Retirement-related RSU issues: many executives at AbbVie, Abbott, Baxter, and similar companies continue vesting RSUs after retirement under change-of-control or service-based vesting provisions. Vesting income post-retirement can: (1) create unexpectedly high taxable income years that push the retiree into higher Medicare premium tiers (IRMAA); (2) reduce eligibility for ACA marketplace healthcare subsidies in pre-Medicare bridge years; (3) interfere with Roth conversion strategies designed for low-income early retirement years.
Coordination strategies: time Roth conversions and large IRA distributions to occur in years when no significant RSU vesting is scheduled. Use charitable giving (donor-advised fund contributions) to offset RSU vesting income in high-vesting years. For executives with discretion over vesting timing or accelerated vesting elections, model the tax consequences across multiple years before making elections. Consider whether to defer certain bonuses or comp into subsequent years where the tax bracket is lower.
Key facts
- RSU vesting: taxed as ordinary income at fair market value on vest date
- Default federal withholding on RSU vesting: 22% (often inadequate for high earners)
- Post-vest sale: capital gains (short or long term based on holding period after vesting)
- Basis in vested RSU shares: fair market value at vesting (already taxed once)

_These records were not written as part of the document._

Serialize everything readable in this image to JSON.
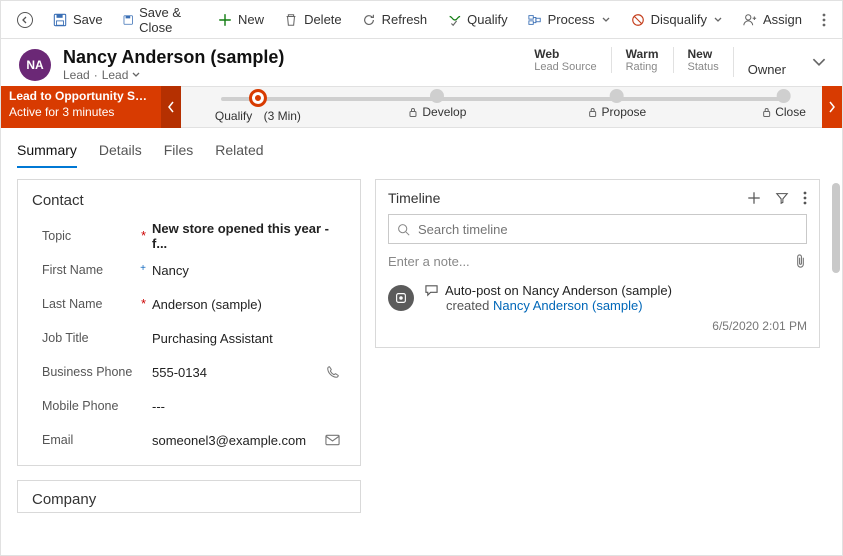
{
  "cmd": {
    "save": "Save",
    "save_close": "Save & Close",
    "new": "New",
    "delete": "Delete",
    "refresh": "Refresh",
    "qualify": "Qualify",
    "process": "Process",
    "disqualify": "Disqualify",
    "assign": "Assign"
  },
  "header": {
    "avatar_initials": "NA",
    "title": "Nancy Anderson (sample)",
    "entity": "Lead",
    "form_name": "Lead",
    "fields": {
      "lead_source": {
        "value": "Web",
        "label": "Lead Source"
      },
      "rating": {
        "value": "Warm",
        "label": "Rating"
      },
      "status": {
        "value": "New",
        "label": "Status"
      },
      "owner_label": "Owner"
    }
  },
  "bpf": {
    "flag_title": "Lead to Opportunity Sale...",
    "flag_sub": "Active for 3 minutes",
    "stages": {
      "qualify": "Qualify",
      "qualify_time": "(3 Min)",
      "develop": "Develop",
      "propose": "Propose",
      "close": "Close"
    }
  },
  "tabs": {
    "summary": "Summary",
    "details": "Details",
    "files": "Files",
    "related": "Related"
  },
  "contact": {
    "section_title": "Contact",
    "topic_label": "Topic",
    "topic_value": "New store opened this year - f...",
    "first_name_label": "First Name",
    "first_name_value": "Nancy",
    "last_name_label": "Last Name",
    "last_name_value": "Anderson (sample)",
    "job_title_label": "Job Title",
    "job_title_value": "Purchasing Assistant",
    "business_phone_label": "Business Phone",
    "business_phone_value": "555-0134",
    "mobile_phone_label": "Mobile Phone",
    "mobile_phone_value": "---",
    "email_label": "Email",
    "email_value": "someonel3@example.com"
  },
  "company": {
    "section_title": "Company"
  },
  "timeline": {
    "title": "Timeline",
    "search_placeholder": "Search timeline",
    "note_placeholder": "Enter a note...",
    "item": {
      "title": "Auto-post on Nancy Anderson (sample)",
      "created_prefix": "created ",
      "created_link": "Nancy Anderson (sample)",
      "timestamp": "6/5/2020 2:01 PM"
    }
  }
}
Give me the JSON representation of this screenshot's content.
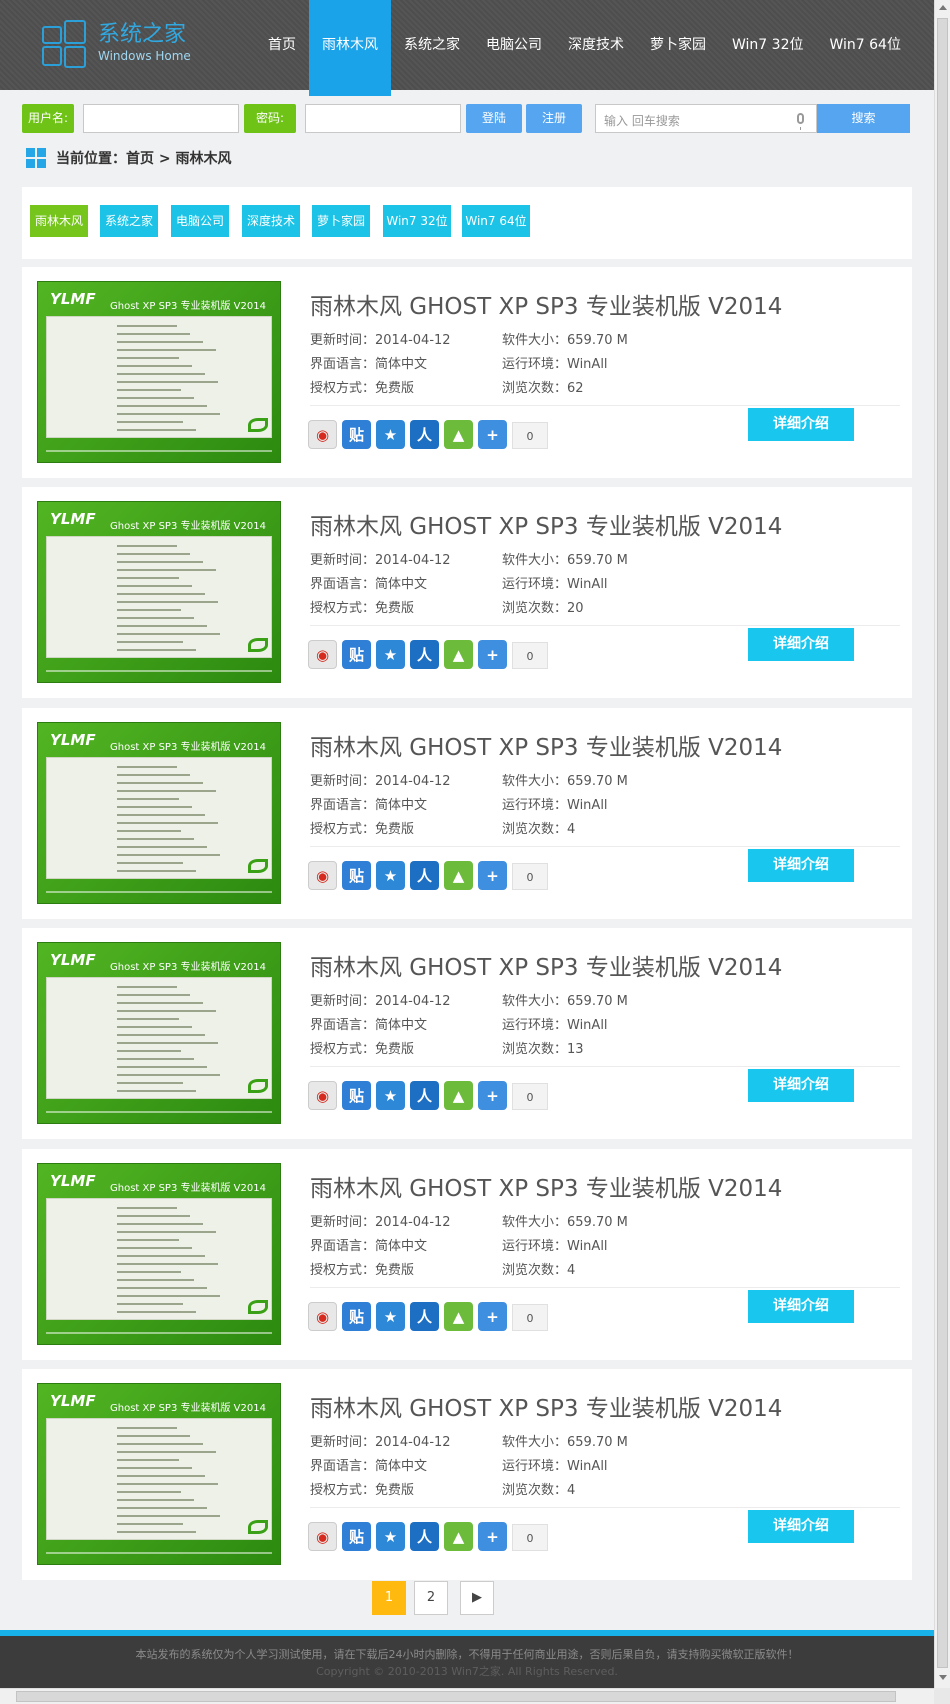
{
  "site": {
    "logo_title": "系统之家",
    "logo_subtitle": "Windows Home"
  },
  "nav": [
    {
      "label": "首页",
      "active": false
    },
    {
      "label": "雨林木风",
      "active": true
    },
    {
      "label": "系统之家",
      "active": false
    },
    {
      "label": "电脑公司",
      "active": false
    },
    {
      "label": "深度技术",
      "active": false
    },
    {
      "label": "萝卜家园",
      "active": false
    },
    {
      "label": "Win7 32位",
      "active": false
    },
    {
      "label": "Win7 64位",
      "active": false
    }
  ],
  "login": {
    "username_label": "用户名:",
    "password_label": "密码:",
    "login_button": "登陆",
    "register_button": "注册",
    "search_placeholder": "输入 回车搜索",
    "search_button": "搜索"
  },
  "breadcrumb": "当前位置：首页 > 雨林木风",
  "categories": [
    {
      "label": "雨林木风",
      "active": true
    },
    {
      "label": "系统之家",
      "active": false
    },
    {
      "label": "电脑公司",
      "active": false
    },
    {
      "label": "深度技术",
      "active": false
    },
    {
      "label": "萝卜家园",
      "active": false
    },
    {
      "label": "Win7 32位",
      "active": false
    },
    {
      "label": "Win7 64位",
      "active": false
    }
  ],
  "items": [
    {
      "title": "雨林木风 GHOST XP SP3 专业装机版 V2014",
      "update": "更新时间：2014-04-12",
      "size": "软件大小：659.70 M",
      "lang": "界面语言：简体中文",
      "env": "运行环境：WinAll",
      "license": "授权方式：免费版",
      "views": "浏览次数：62",
      "share_count": "0",
      "detail": "详细介绍"
    },
    {
      "title": "雨林木风 GHOST XP SP3 专业装机版 V2014",
      "update": "更新时间：2014-04-12",
      "size": "软件大小：659.70 M",
      "lang": "界面语言：简体中文",
      "env": "运行环境：WinAll",
      "license": "授权方式：免费版",
      "views": "浏览次数：20",
      "share_count": "0",
      "detail": "详细介绍"
    },
    {
      "title": "雨林木风 GHOST XP SP3 专业装机版 V2014",
      "update": "更新时间：2014-04-12",
      "size": "软件大小：659.70 M",
      "lang": "界面语言：简体中文",
      "env": "运行环境：WinAll",
      "license": "授权方式：免费版",
      "views": "浏览次数：4",
      "share_count": "0",
      "detail": "详细介绍"
    },
    {
      "title": "雨林木风 GHOST XP SP3 专业装机版 V2014",
      "update": "更新时间：2014-04-12",
      "size": "软件大小：659.70 M",
      "lang": "界面语言：简体中文",
      "env": "运行环境：WinAll",
      "license": "授权方式：免费版",
      "views": "浏览次数：13",
      "share_count": "0",
      "detail": "详细介绍"
    },
    {
      "title": "雨林木风 GHOST XP SP3 专业装机版 V2014",
      "update": "更新时间：2014-04-12",
      "size": "软件大小：659.70 M",
      "lang": "界面语言：简体中文",
      "env": "运行环境：WinAll",
      "license": "授权方式：免费版",
      "views": "浏览次数：4",
      "share_count": "0",
      "detail": "详细介绍"
    },
    {
      "title": "雨林木风 GHOST XP SP3 专业装机版 V2014",
      "update": "更新时间：2014-04-12",
      "size": "软件大小：659.70 M",
      "lang": "界面语言：简体中文",
      "env": "运行环境：WinAll",
      "license": "授权方式：免费版",
      "views": "浏览次数：4",
      "share_count": "0",
      "detail": "详细介绍"
    }
  ],
  "thumbnail": {
    "brand": "YLMF",
    "title": "Ghost XP SP3 专业装机版 V2014"
  },
  "share_icons": [
    {
      "name": "weibo-icon",
      "glyph": "◉",
      "color": "#e8e8e8"
    },
    {
      "name": "tieba-icon",
      "glyph": "贴",
      "color": "#2f7fd6"
    },
    {
      "name": "qzone-icon",
      "glyph": "★",
      "color": "#2d88d8"
    },
    {
      "name": "renren-icon",
      "glyph": "人",
      "color": "#1d6fc4"
    },
    {
      "name": "kaixin-icon",
      "glyph": "▲",
      "color": "#6dbb3a"
    },
    {
      "name": "more-icon",
      "glyph": "+",
      "color": "#3f8fe0"
    }
  ],
  "pagination": [
    {
      "label": "1",
      "active": true
    },
    {
      "label": "2",
      "active": false
    },
    {
      "label": "▶",
      "active": false
    }
  ],
  "footer": {
    "line1": "本站发布的系统仅为个人学习测试使用，请在下载后24小时内删除，不得用于任何商业用途，否则后果自负，请支持购买微软正版软件！",
    "line2": "Copyright © 2010-2013 Win7之家. All Rights Reserved."
  }
}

- Post-retirement vesting: can spike income, trigger IRMAA, reduce ACA subsidies
- Common strategy: sell vested shares immediately to eliminate single-stock concentration
Should I hold or sell vested RSU shares?
For most recipients, the answer is sell. Holding vested RSU shares means doubling down on your employer's stock, you already had concentration through your salary, your 401(k), your pension, and possibly your unvested equity. Adding vested RSU shares to that exposure compounds the concentration risk. The capital gains tax difference (short-term vs long-term) between selling immediately vs holding 12+ months is rarely worth the risk for the average concentration level. Exception: if your total company stock exposure is already moderate (under 10% of net worth) and you have strong conviction in the company's prospects, holding can make sense.
Can I defer RSU income to retirement years?
Generally no. RSU income is recognized at vesting under IRC Section 83 and isn't deferrable. However, some companies offer Restricted Stock Units with 'double-trigger' vesting (service + change of control) that can defer income recognition to a later event. Some executives also have access to nonqualified deferred compensation plans where bonus or RSU-equivalent income can be deferred to retirement years, but these have their own restrictions, risks (NQDC is unsecured), and irrevocable election timing. Don't assume RSU income can be deferred without specifically reviewing the award agreement.